Installée avec son époux à Bressuire, dans les Deux-Sèvres, Maureen Kearney séjourne quelques jours à la capitale pour la promotion de ce long-métrage. Lors de notre rencontre à son hôtel lundi 20 février, elle rembobine calmement une succession d’évènements injustes, effrayants, douloureux. À certains instants, s’y replonger fait surgir un lourd soupir, installe un silence, vitre son regard. Mais une quelconque colère, envers les hauts-placés « qui [l’]ont tous lâchés après l’agression » ou les enquêteurs qui l’ont secouée, ne se ressent pas chez celle qui s’est reconstruite grâce à un travail thérapeutique. Et s’engage aujourd’hui bénévolement dans l’accompagnement d’autres victimes. Interview.

Un douloureux visionnage 

Marie Claire Quand et comment avez-vous visionné le film pour la première fois ? Qu’avez-vous ressenti après avoir découvert votre histoire sur grand écran ?

Maureen Kearney : Le premier ou le deuxième jour de septembre, je me suis rendue chez le producteur du film, Bertrand Fèvre, pour le découvrir, avec la journaliste Caroline Michel-Aguirre, autrice d’un livre-enquête [Stock, ndlr] sur mon histoire, duquel le scénario est adapté. Caroline a fait le travail de plusieurs enquêteurs qui affirmaient n’avoir jamais rien trouvé. C’est elle – et non une jeune policière, comme il est montré dans le film – qui a retrouvé la trace d’une femme qui avait subi un viol similaire au mien, avec le même mode opératoire : un signe gravé sur nos ventres.

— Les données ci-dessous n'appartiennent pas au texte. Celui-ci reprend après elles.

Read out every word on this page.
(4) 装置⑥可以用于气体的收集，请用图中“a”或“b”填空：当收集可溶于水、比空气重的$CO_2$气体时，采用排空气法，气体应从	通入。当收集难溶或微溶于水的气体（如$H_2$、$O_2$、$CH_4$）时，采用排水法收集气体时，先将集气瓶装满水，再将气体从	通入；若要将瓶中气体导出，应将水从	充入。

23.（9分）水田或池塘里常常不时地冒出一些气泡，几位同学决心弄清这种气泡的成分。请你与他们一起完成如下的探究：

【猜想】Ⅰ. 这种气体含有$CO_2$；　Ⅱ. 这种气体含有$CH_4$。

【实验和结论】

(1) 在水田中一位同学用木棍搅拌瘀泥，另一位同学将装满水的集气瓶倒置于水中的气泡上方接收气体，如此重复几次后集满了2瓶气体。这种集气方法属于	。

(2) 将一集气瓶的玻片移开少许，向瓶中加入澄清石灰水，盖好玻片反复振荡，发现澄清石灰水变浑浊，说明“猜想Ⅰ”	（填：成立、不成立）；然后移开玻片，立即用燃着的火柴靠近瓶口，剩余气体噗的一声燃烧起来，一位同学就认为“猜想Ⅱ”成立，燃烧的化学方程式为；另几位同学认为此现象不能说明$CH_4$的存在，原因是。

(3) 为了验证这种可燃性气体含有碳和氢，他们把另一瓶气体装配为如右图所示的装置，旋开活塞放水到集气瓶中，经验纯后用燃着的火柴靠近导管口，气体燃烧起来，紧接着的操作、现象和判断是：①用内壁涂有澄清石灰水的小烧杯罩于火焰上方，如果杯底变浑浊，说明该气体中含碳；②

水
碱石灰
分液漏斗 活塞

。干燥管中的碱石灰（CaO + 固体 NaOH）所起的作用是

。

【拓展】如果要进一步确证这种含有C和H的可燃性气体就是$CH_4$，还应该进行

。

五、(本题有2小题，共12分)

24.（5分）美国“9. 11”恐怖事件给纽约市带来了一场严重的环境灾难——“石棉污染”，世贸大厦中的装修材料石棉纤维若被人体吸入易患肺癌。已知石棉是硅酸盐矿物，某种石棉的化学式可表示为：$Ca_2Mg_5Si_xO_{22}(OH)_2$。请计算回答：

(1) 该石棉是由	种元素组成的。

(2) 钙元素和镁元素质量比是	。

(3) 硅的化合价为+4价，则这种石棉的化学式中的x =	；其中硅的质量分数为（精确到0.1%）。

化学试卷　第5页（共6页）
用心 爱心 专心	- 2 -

Six ans de ma vie compactée en deux heures. Je me suis rendue compte de la violence des épreuves traversées.

Visionner ce film fut difficile. Vraiment très, très, difficile. Au cours de la projection, j’ai eu besoin de quitter la salle. J’ai essayé de respirer profondément. Je me répétais : « C’est un film, ce n’est pas toi ».

Les quinze jours qui suivirent, j’étais secouée, affectée psychologiquement par ce que j’avais vu. Six ans de ma vie compactée en deux heures. Je me suis rendue compte de la violence des épreuves traversées. J’ai pensé : « Mon Dieu, qu’est-ce que j’ai vécu ? Et mes proches ? » Car quand on vit quelque chose de si dur, de l’intérieur, on essaie d’avancer, comme on peut.

Durant ces deux semaines de choc, je n’ai cessé de penser aux ressentis de mon époux [incarné par Grégory Gadebois, ndlr] et de mes enfants. Mon mari ne parle pas beaucoup, comme beaucoup d’hommes français de sa génération. Je crois qu’ils n’ont jamais appris (Elle rit). Mais il était là, toujours, même dans ces moments où j’avais tellement peur, où j’avais envie d’être seule par crainte de le mettre en danger par ma simple présence à ses côtés. En 2013 et 2014, j’ai songé au suicide, pensant que si je n’étais plus là, ma famille ne risquait plus rien.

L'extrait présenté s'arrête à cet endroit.